Last week Todd Caputo had a customer who wanted to get rid of a 2009 Toyota Camry with 10,000 miles. The customer's wife refused to drive it because it was part of Toyota Motor Sales U.S.A. Inc.'s massive recall.
Caputo, a Chittenango, N.Y., Chevrolet dealer who also owns two stand-alone used-car dealerships, offered the man $12,000 toward the purchase of a 2009 Hyundai Sonata with 5,000 miles on it.
The customer owed about $20,000 on the Camry -- meaning an $8,000 hit -- but he agreed to the deal in order to get rid of the Camry, Caputo says.
"I negotiate with people and tell them [the cars] are worth less because of the recall -- some people don't want them," Caputo says.
The Camry case shows how far some owners are willing to go to get out of their recalled Toyotas. Some dealers, in turn, are being cautious in taking recalled Toyotas as trade-ins.
The vehicles have to be parked until they can be repaired by a Toyota dealership. Non-Toyota dealers have to wait as Toyota dealers repair their customers' vehicles and the unsold ones on their lots first.
When Toyota suspended sales of the recalled vehicles, Kelley Blue Book, NADA Used Car Guide and other guide book companies trimmed the vehicles' resale values. Now some of those repaired vehicles are for sale at dealerships and at auctions.
Ricky Beggs, managing editor at Black Book, says the prices of those repaired vehicles are performing in line with the rest of the market at wholesale auctions.
"There is plenty of attendance and activity in those lanes," says Beggs of the repaired Toyotas. "Dealers aren't running from them."
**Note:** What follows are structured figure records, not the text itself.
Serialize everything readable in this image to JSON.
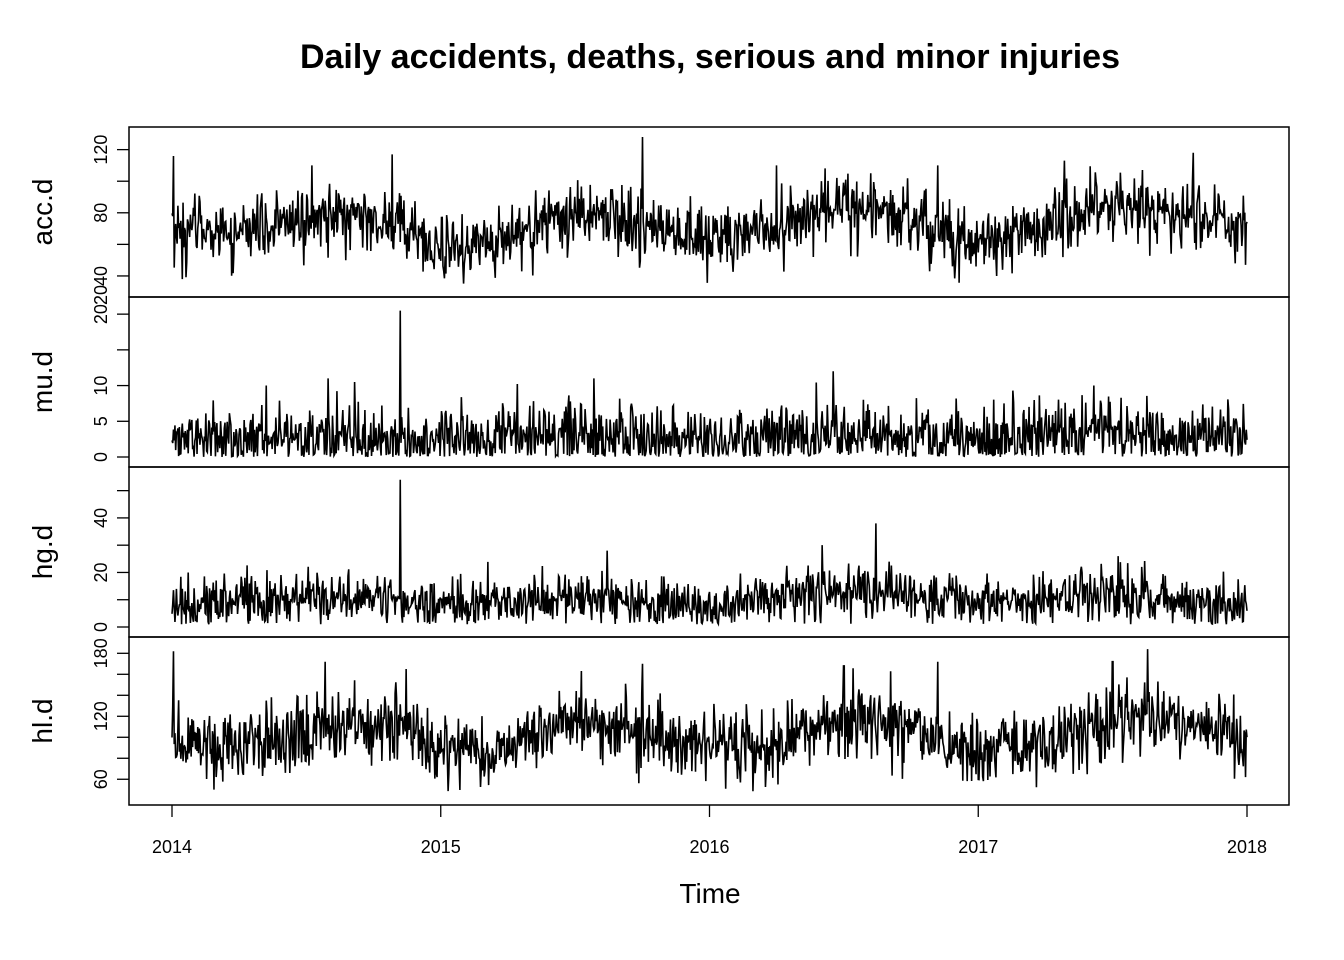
{
  "chart_data": {
    "type": "line",
    "title": "Daily accidents, deaths, serious and minor injuries",
    "xlabel": "Time",
    "x_range": [
      2014,
      2018
    ],
    "x_ticks": [
      "2014",
      "2015",
      "2016",
      "2017",
      "2018"
    ],
    "color": "#000000",
    "panels": [
      {
        "name": "acc.d",
        "ylim": [
          33,
          128
        ],
        "y_ticks": [
          40,
          60,
          80,
          100,
          120
        ],
        "y_tick_labels": [
          "40",
          "",
          "80",
          "",
          "120"
        ],
        "y_label_extra": "20",
        "base": [
          [
            2014.0,
            70
          ],
          [
            2014.25,
            69
          ],
          [
            2014.5,
            75
          ],
          [
            2014.75,
            77
          ],
          [
            2015.0,
            58
          ],
          [
            2015.25,
            63
          ],
          [
            2015.5,
            80
          ],
          [
            2015.75,
            72
          ],
          [
            2016.0,
            65
          ],
          [
            2016.25,
            70
          ],
          [
            2016.5,
            82
          ],
          [
            2016.75,
            77
          ],
          [
            2017.0,
            60
          ],
          [
            2017.25,
            71
          ],
          [
            2017.5,
            87
          ],
          [
            2017.75,
            78
          ],
          [
            2018.0,
            74
          ]
        ],
        "noise": 10,
        "floor": 33,
        "spikes": [
          [
            2014.005,
            116
          ],
          [
            2014.52,
            110
          ],
          [
            2014.82,
            117
          ],
          [
            2015.75,
            128
          ],
          [
            2016.25,
            110
          ],
          [
            2016.6,
            105
          ],
          [
            2016.85,
            110
          ],
          [
            2017.32,
            113
          ],
          [
            2017.8,
            118
          ],
          [
            2017.995,
            47
          ]
        ]
      },
      {
        "name": "mu.d",
        "ylim": [
          0,
          21
        ],
        "y_ticks": [
          0,
          5,
          10,
          15,
          20
        ],
        "y_tick_labels": [
          "0",
          "5",
          "10",
          "",
          "20"
        ],
        "base": [
          [
            2014.0,
            2.5
          ],
          [
            2014.5,
            3
          ],
          [
            2015.0,
            2.5
          ],
          [
            2015.5,
            3.2
          ],
          [
            2016.0,
            2.5
          ],
          [
            2016.5,
            3.5
          ],
          [
            2017.0,
            2.5
          ],
          [
            2017.5,
            3.5
          ],
          [
            2018.0,
            2.8
          ]
        ],
        "noise": 2.2,
        "floor": 0,
        "spikes": [
          [
            2014.85,
            20.5
          ],
          [
            2014.35,
            10
          ],
          [
            2014.58,
            11
          ],
          [
            2014.68,
            10.5
          ],
          [
            2015.57,
            11
          ],
          [
            2016.46,
            12
          ],
          [
            2017.43,
            10
          ]
        ]
      },
      {
        "name": "hg.d",
        "ylim": [
          0,
          55
        ],
        "y_ticks": [
          0,
          10,
          20,
          30,
          40,
          50
        ],
        "y_tick_labels": [
          "0",
          "",
          "20",
          "",
          "40",
          ""
        ],
        "base": [
          [
            2014.0,
            8
          ],
          [
            2014.5,
            12
          ],
          [
            2015.0,
            8
          ],
          [
            2015.5,
            11
          ],
          [
            2016.0,
            8
          ],
          [
            2016.5,
            14
          ],
          [
            2017.0,
            9
          ],
          [
            2017.5,
            12
          ],
          [
            2018.0,
            8
          ]
        ],
        "noise": 4.5,
        "floor": 1,
        "spikes": [
          [
            2014.85,
            54
          ],
          [
            2015.62,
            28
          ],
          [
            2016.42,
            30
          ],
          [
            2016.62,
            38
          ],
          [
            2017.52,
            26
          ]
        ]
      },
      {
        "name": "hl.d",
        "ylim": [
          45,
          186
        ],
        "y_ticks": [
          60,
          80,
          100,
          120,
          140,
          160,
          180
        ],
        "y_tick_labels": [
          "60",
          "",
          "",
          "120",
          "",
          "",
          "180"
        ],
        "base": [
          [
            2014.0,
            95
          ],
          [
            2014.3,
            95
          ],
          [
            2014.6,
            110
          ],
          [
            2014.85,
            110
          ],
          [
            2015.0,
            88
          ],
          [
            2015.25,
            90
          ],
          [
            2015.5,
            120
          ],
          [
            2015.75,
            105
          ],
          [
            2016.0,
            92
          ],
          [
            2016.25,
            92
          ],
          [
            2016.5,
            118
          ],
          [
            2016.75,
            110
          ],
          [
            2017.0,
            85
          ],
          [
            2017.25,
            95
          ],
          [
            2017.55,
            125
          ],
          [
            2017.8,
            112
          ],
          [
            2018.0,
            100
          ]
        ],
        "noise": 16,
        "floor": 48,
        "spikes": [
          [
            2014.005,
            182
          ],
          [
            2014.57,
            172
          ],
          [
            2014.87,
            165
          ],
          [
            2015.75,
            170
          ],
          [
            2016.5,
            168
          ],
          [
            2016.85,
            172
          ],
          [
            2017.5,
            172
          ],
          [
            2017.63,
            184
          ],
          [
            2017.995,
            62
          ]
        ]
      }
    ]
  }
}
Howard Moss, general manager of Bill Seidle Imports of Davie, in Davie, Fla., said he took a loaded 2008 Toyota Tacoma pickup as a trade-in last week for a new 2010 Mitsubishi vehicle that he would not identify. Moss gave the customer $17,000 for the Tacoma, $2,000 less than he would have given prior to the recall.
The customer traded the truck because of an addition to his family, Moss said. He said the customer expected the value to be lower because of the recall, adding: "At the end, we shook hands and made a car sale."
David Wilson Jr., vice president of Preston Auto Group in Preston, Md., says his group, which sells Ford, Lincoln, Mercury, Hyundai, Mazda, Suzuki and Nissan, has taken several recalled Camrys in trade, mostly from people seeking to buy Ford Tauruses and Fusions and Hyundai Sonotas.
Wilson gets prices from several wholesalers and knows what they will pay for a vehicle when he sets the trade value. He said wholesalers are typically paying about $1,500 to $2,000 less than what they would have paid prior to the sales suspension.
He immediately sells the trade-in to a wholesaler based on that preset price. Says Wilson: "We're not waiting to see where the market is going."